I'm following Goldbaltt's Topoi: The categorial analysis of logic. I use this book's notation, but it is quite standard.
At some point, he defines disjunction as the morphism
$$\curlyvee:\Omega\times\Omega\longrightarrow\Omega$$
which is the character of the image of the morphism
$$w=[\langle\top_\Omega,\mathbf{1}_{\Omega}\rangle,\langle\mathbf{1}_\Omega,\top_\Omega\rangle]:\Omega+\Omega\longrightarrow\Omega\times\Omega$$
Using the epi-mono factorization
$$w=\text{im}(w)w^*:\Omega+\Omega\to w(\Omega+\Omega)\to\Omega\times\Omega$$
I have managed to prove that
$$\top\curlyvee\top = \curlyvee\langle\top,\top\rangle=\curlyvee\langle\top !_\Omega\top,\mathbf{1}_\Omega\top\rangle=\curlyvee\langle\top !_\Omega,\mathbf{1}_\Omega\rangle\top=\curlyvee wi_1\top=$$
$$=\curlyvee\text{im}(w)w^*i_1\top=\top!_{w(\Omega+\Omega)}w^*i_1\top=\top!_{\Omega+\Omega}i_1\top=\top !_\Omega\top=\top$$
And similary, using $\curlyvee\text{im}(w)w^*i_1\bot$ and $\curlyvee\text{im}(w)w^*i_2\bot$ it can be proven that
$$\top\curlyvee\bot=\bot\curlyvee\top = \top$$
I'm having lots of trouble proving that $\bot\curlyvee\bot = \bot$.

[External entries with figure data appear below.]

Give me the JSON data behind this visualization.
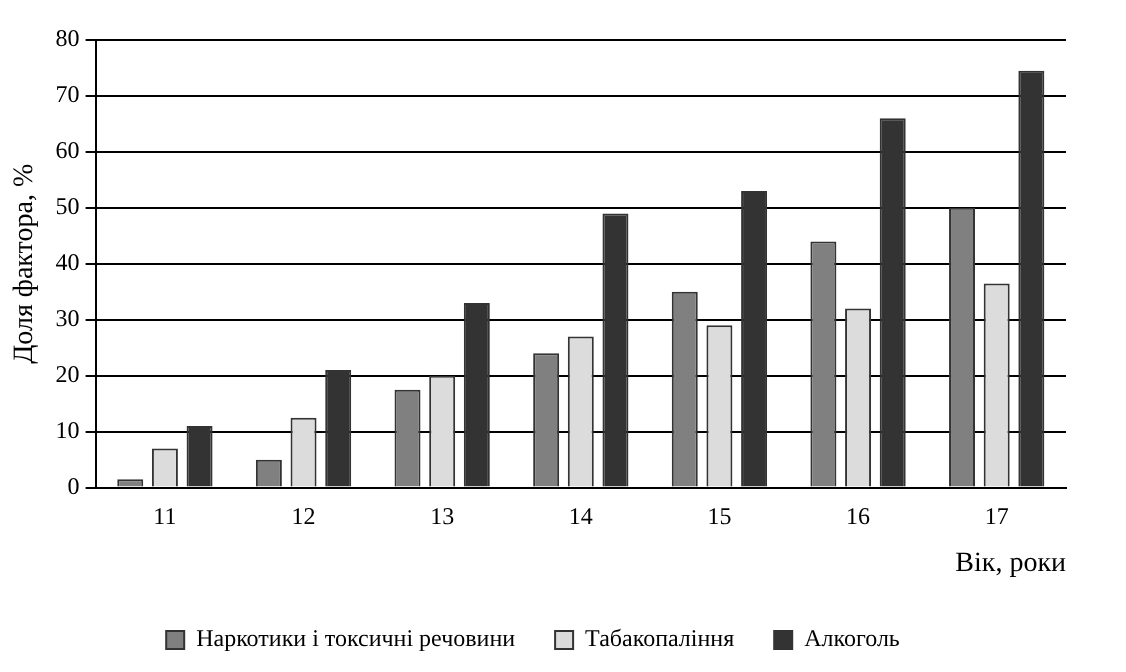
{
  "chart_data": {
    "type": "bar",
    "xlabel": "Вік, роки",
    "ylabel": "Доля фактора, %",
    "categories": [
      "11",
      "12",
      "13",
      "14",
      "15",
      "16",
      "17"
    ],
    "series": [
      {
        "name": "Наркотики і токсичні речовини",
        "color": "#808080",
        "values": [
          1.5,
          5,
          17.5,
          24,
          35,
          44,
          50
        ]
      },
      {
        "name": "Табакопаління",
        "color": "#dcdcdc",
        "values": [
          7,
          12.5,
          20,
          27,
          29,
          32,
          36.5
        ]
      },
      {
        "name": "Алкоголь",
        "color": "#333333",
        "values": [
          11,
          21,
          33,
          49,
          53,
          66,
          74.5
        ]
      }
    ],
    "ylim": [
      0,
      80
    ],
    "yticks": [
      0,
      10,
      20,
      30,
      40,
      50,
      60,
      70,
      80
    ],
    "grid": "y",
    "legend": "bottom"
  }
}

Goldblatt himself leaves this unproven until much later in the book, after he has developed other tools to work with truth values. However I would like a diagram-chasing proof that doesn't require introducing new definitions and lemmas.

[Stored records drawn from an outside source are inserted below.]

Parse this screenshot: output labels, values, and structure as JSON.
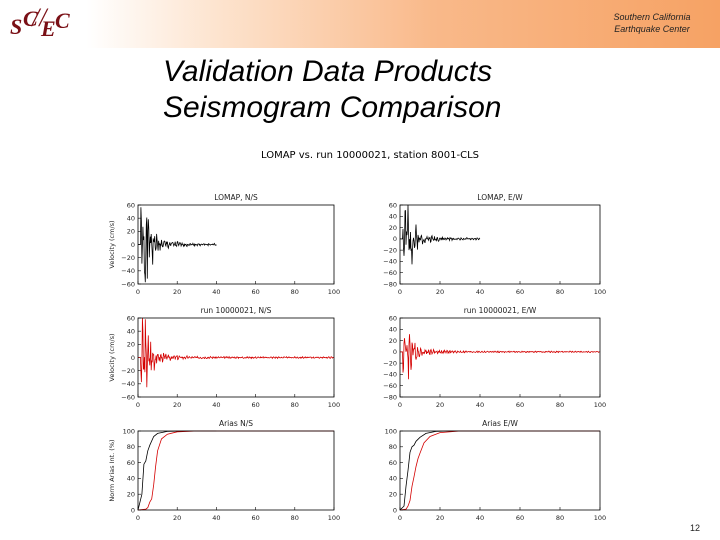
{
  "header": {
    "logo": {
      "s": "S",
      "c1": "C",
      "e": "E",
      "c2": "C",
      "slash": "//"
    },
    "org_line1": "Southern California",
    "org_line2": "Earthquake Center"
  },
  "slide": {
    "title_line1": "Validation Data Products",
    "title_line2": "Seismogram Comparison",
    "page_number": "12"
  },
  "colors": {
    "black": "#000000",
    "red": "#d40000",
    "accent": "#f6a264",
    "logo": "#7a1016"
  },
  "chart_data": {
    "suptitle": "LOMAP vs. run 10000021, station 8001-CLS",
    "panels": [
      {
        "type": "line",
        "title": "LOMAP, N/S",
        "ylabel": "Velocity (cm/s)",
        "xlim": [
          0,
          100
        ],
        "ylim": [
          -60,
          60
        ],
        "xticks": [
          "0",
          "20",
          "40",
          "60",
          "80",
          "100"
        ],
        "yticks": [
          "60",
          "40",
          "20",
          "0",
          "−20",
          "−40",
          "−60"
        ],
        "series": [
          {
            "color": "#000000",
            "x_end": 40,
            "kind": "velocity",
            "peak": 55,
            "seed": 1
          }
        ]
      },
      {
        "type": "line",
        "title": "LOMAP, E/W",
        "ylabel": "",
        "xlim": [
          0,
          100
        ],
        "ylim": [
          -80,
          60
        ],
        "xticks": [
          "0",
          "20",
          "40",
          "60",
          "80",
          "100"
        ],
        "yticks": [
          "60",
          "40",
          "20",
          "0",
          "−20",
          "−40",
          "−60",
          "−80"
        ],
        "series": [
          {
            "color": "#000000",
            "x_end": 40,
            "kind": "velocity",
            "peak": 48,
            "seed": 2
          }
        ]
      },
      {
        "type": "line",
        "title": "run 10000021, N/S",
        "ylabel": "Velocity (cm/s)",
        "xlim": [
          0,
          100
        ],
        "ylim": [
          -60,
          60
        ],
        "xticks": [
          "0",
          "20",
          "40",
          "60",
          "80",
          "100"
        ],
        "yticks": [
          "60",
          "40",
          "20",
          "0",
          "−20",
          "−40",
          "−60"
        ],
        "series": [
          {
            "color": "#d40000",
            "x_end": 100,
            "kind": "velocity",
            "peak": 42,
            "seed": 3
          }
        ]
      },
      {
        "type": "line",
        "title": "run 10000021, E/W",
        "ylabel": "",
        "xlim": [
          0,
          100
        ],
        "ylim": [
          -80,
          60
        ],
        "xticks": [
          "0",
          "20",
          "40",
          "60",
          "80",
          "100"
        ],
        "yticks": [
          "60",
          "40",
          "20",
          "0",
          "−20",
          "−40",
          "−60",
          "−80"
        ],
        "series": [
          {
            "color": "#d40000",
            "x_end": 100,
            "kind": "velocity",
            "peak": 35,
            "seed": 4
          }
        ]
      },
      {
        "type": "line",
        "title": "Arias N/S",
        "ylabel": "Norm Arias Int. (%)",
        "xlim": [
          0,
          100
        ],
        "ylim": [
          0,
          100
        ],
        "xticks": [
          "0",
          "20",
          "40",
          "60",
          "80",
          "100"
        ],
        "yticks": [
          "100",
          "80",
          "60",
          "40",
          "20",
          "0"
        ],
        "series": [
          {
            "color": "#000000",
            "kind": "arias",
            "points": [
              [
                0,
                0
              ],
              [
                2,
                20
              ],
              [
                3,
                58
              ],
              [
                4,
                62
              ],
              [
                5,
                75
              ],
              [
                6,
                82
              ],
              [
                8,
                93
              ],
              [
                10,
                97
              ],
              [
                15,
                99.5
              ],
              [
                25,
                100
              ],
              [
                40,
                100
              ]
            ]
          },
          {
            "color": "#d40000",
            "kind": "arias",
            "points": [
              [
                0,
                0
              ],
              [
                4,
                1
              ],
              [
                5,
                3
              ],
              [
                6,
                10
              ],
              [
                7,
                14
              ],
              [
                8,
                32
              ],
              [
                9,
                55
              ],
              [
                10,
                75
              ],
              [
                12,
                90
              ],
              [
                15,
                96
              ],
              [
                20,
                99
              ],
              [
                30,
                100
              ],
              [
                100,
                100
              ]
            ]
          }
        ]
      },
      {
        "type": "line",
        "title": "Arias E/W",
        "ylabel": "",
        "xlim": [
          0,
          100
        ],
        "ylim": [
          0,
          100
        ],
        "xticks": [
          "0",
          "20",
          "40",
          "60",
          "80",
          "100"
        ],
        "yticks": [
          "100",
          "80",
          "60",
          "40",
          "20",
          "0"
        ],
        "series": [
          {
            "color": "#000000",
            "kind": "arias",
            "points": [
              [
                0,
                0
              ],
              [
                2,
                5
              ],
              [
                3,
                30
              ],
              [
                4,
                50
              ],
              [
                5,
                73
              ],
              [
                6,
                80
              ],
              [
                7,
                82
              ],
              [
                8,
                87
              ],
              [
                10,
                92
              ],
              [
                13,
                97
              ],
              [
                18,
                99.5
              ],
              [
                25,
                100
              ],
              [
                40,
                100
              ]
            ]
          },
          {
            "color": "#d40000",
            "kind": "arias",
            "points": [
              [
                0,
                0
              ],
              [
                3,
                1
              ],
              [
                4,
                5
              ],
              [
                5,
                12
              ],
              [
                6,
                30
              ],
              [
                7,
                42
              ],
              [
                8,
                55
              ],
              [
                9,
                65
              ],
              [
                10,
                72
              ],
              [
                12,
                85
              ],
              [
                15,
                93
              ],
              [
                20,
                98
              ],
              [
                30,
                100
              ],
              [
                100,
                100
              ]
            ]
          }
        ]
      }
    ]
  }
}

I've already tried many things (and failed): trying to replicate a proof from the topos of sets, trying to use the universal property of the image of $w$ together with the $\Omega$-axiom…
Whatever I try, I can't complete the diagram with the key morphism.
Is it possible to find the proof I'm looking for?
Thanks in advance!
Best Answer
Unfortunately, I was not able to find a direct series of computations as you were asking for. However, I did find an argument that hopefully is reasonably elementary.
First, considering the monomorphism $(\bot, \bot) : 1 \to \Omega \times \Omega$, observe that since $(\bot_\Omega, 1_\Omega) : \Omega \to \Omega \times \Omega$ is the pullback of $\bot : 1 \to \Omega$ along $\pi_1 : \Omega\times\Omega \to \Omega$, we have $$\chi_{(\bot,\bot)} \circ (\top_\Omega, 1_\Omega) \le \chi_{(\bot_\Omega, 1_\Omega)} \circ (\top_\Omega, 1_\Omega) = \chi_\bot \circ \pi_1 \circ (\top_\Omega, 1_\Omega) = \chi_\bot \circ \top \circ {!}_\Omega = \bot !_\Omega.$$ Now, since $\bot !_\Omega$ is the minimum element of $\operatorname{Hom}(\Omega, \Omega)$, we conclude that $\chi_{(\bot,\bot)} \circ (\top_\Omega, 1_\Omega) = \bot !_\Omega$. A similar argument, using $\pi_2$ in place of $\pi_1$, shows that $\chi_{(\bot,\bot)} \circ (1_\Omega, \top_\Omega) = \bot !_\Omega$ also. Therefore, $\chi_{(\bot,\bot)} \circ w = \bot !_{\Omega+\Omega}$.
Now, since $\bar w$ is an epimorphism, we get that $\chi_{(\bot,\bot)} \circ \operatorname{im} (w) = \bot !_{w(\Omega\times\Omega)}$. As a result, we have a pullback diagram $$\require{AMScd}\begin{CD} 0 @>>> w(\Omega\times\Omega) \\ @VVV @VV \operatorname{im}(w) V \\ 1 @> (\bot,\bot) >> \Omega\times\Omega. \end{CD}$$ Now flipping this diagram and reading it the other way, we can conclude that $\curlyvee \circ (\bot,\bot) = \chi_{\operatorname{im}(w)} \circ (\bot,\bot) = \bot$.